For any further assistance, we will move this post to to Jetson related forum.

Thanks!

Dear [AakankshaS],(Profile - AakankshaS - NVIDIA Developer Forums)

Thank you for your information.

However, I cannot get the answer from samples.

Could you move this this post to Jetson related forum?

Regards,
hiro

Hi,

When inferring with TensorRT, you will need to build the model (ex. ONNX) into the TensorRT engine.
At that point, you can choose which data format you want to convert to.
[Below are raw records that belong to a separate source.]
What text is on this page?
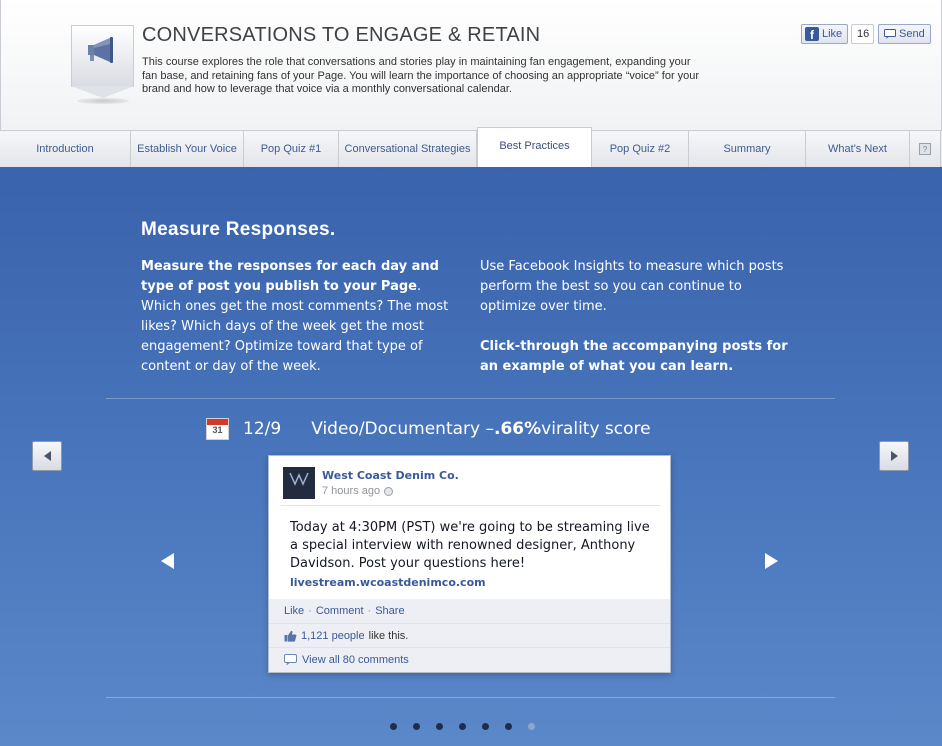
CONVERSATIONS TO ENGAGE & RETAIN
This course explores the role that conversations and stories play in maintaining fan engagement, expanding your fan base, and retaining fans of your Page. You will learn the importance of choosing an appropriate “voice” for your brand and how to leverage that voice via a monthly conversational calendar.
f Like	16	Send
Introduction	Establish Your Voice	Pop Quiz #1	Conversational Strategies	Best Practices	Pop Quiz #2	Summary	What's Next	?
Measure Responses.
Measure the responses for each day and type of post you publish to your Page. Which ones get the most comments? The most likes? Which days of the week get the most engagement? Optimize toward that type of content or day of the week.

Use Facebook Insights to measure which posts perform the best so you can continue to optimize over time.

Click-through the accompanying posts for an example of what you can learn.

31	12/9 Video/Documentary – .66% virality score
West Coast Denim Co.
7 hours ago
Today at 4:30PM (PST) we're going to be streaming live a special interview with renowned designer, Anthony Davidson. Post your questions here!
livestream.wcoastdenimco.com
Like · Comment · Share
1,121 people like this.
View all 80 comments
For example, int8, fp32, and fp16.

If the same engine model is inferred, the output is expected to be similar.
Thanks.

Dear AastaLLL,

If the same engine model is inferred, the output is expected to be similar.

We plan to use fp16 format.
And we know order of floating-point calculation may affect to the floating-point accuracy.

So I want to which modules are related to the order of calculation and output of tenserRT engine.

i) tensorRT engine only.
ii) TensorRT runtime
iii) others

Regrards,
hiro

Hi,

The accuracy loss comes from data precision loss so it should be i).

If PTQ (post-training quantization) is used, the accuracy loss cannot be reduced.
But if using QAT (quantization-aware training), DNN can learn the possible accuracy loss and react.

Thanks.

Hi, AastaLLL,

The accuracy loss comes from data precision loss so it should be i).

My question is not data precision loss but operations order and accuracy .
Please check 2.2 Operations and Accuracy in following NVIDIA site.

CUDA Floating Point (nvidia.com)

The floating point value of ((A+B)+C) does not equal the value of (A+(B+C)) as follows.

So I want to confirm which modules are related to the order of calculation.

Regards,
hiro

Hi,

The implementation is included in the TensorRT runtime.
TensorRT engine only contains the serialized quantized data.

Could you share more about your use case?
Do you want to minimize the accuracy loss when inferring with fp16 mode?

Thanks.

Hi, AastaLLL,

We are considering the output validation of our program.
If the output values are only related to tensorRT engine, we can focus on the verification of tensorRT engine.

However, we understand that tensorRT runtime may be related to the output accuracy.

Regards,
hiro

This topic was automatically closed 14 days after the last reply. New replies are no longer allowed.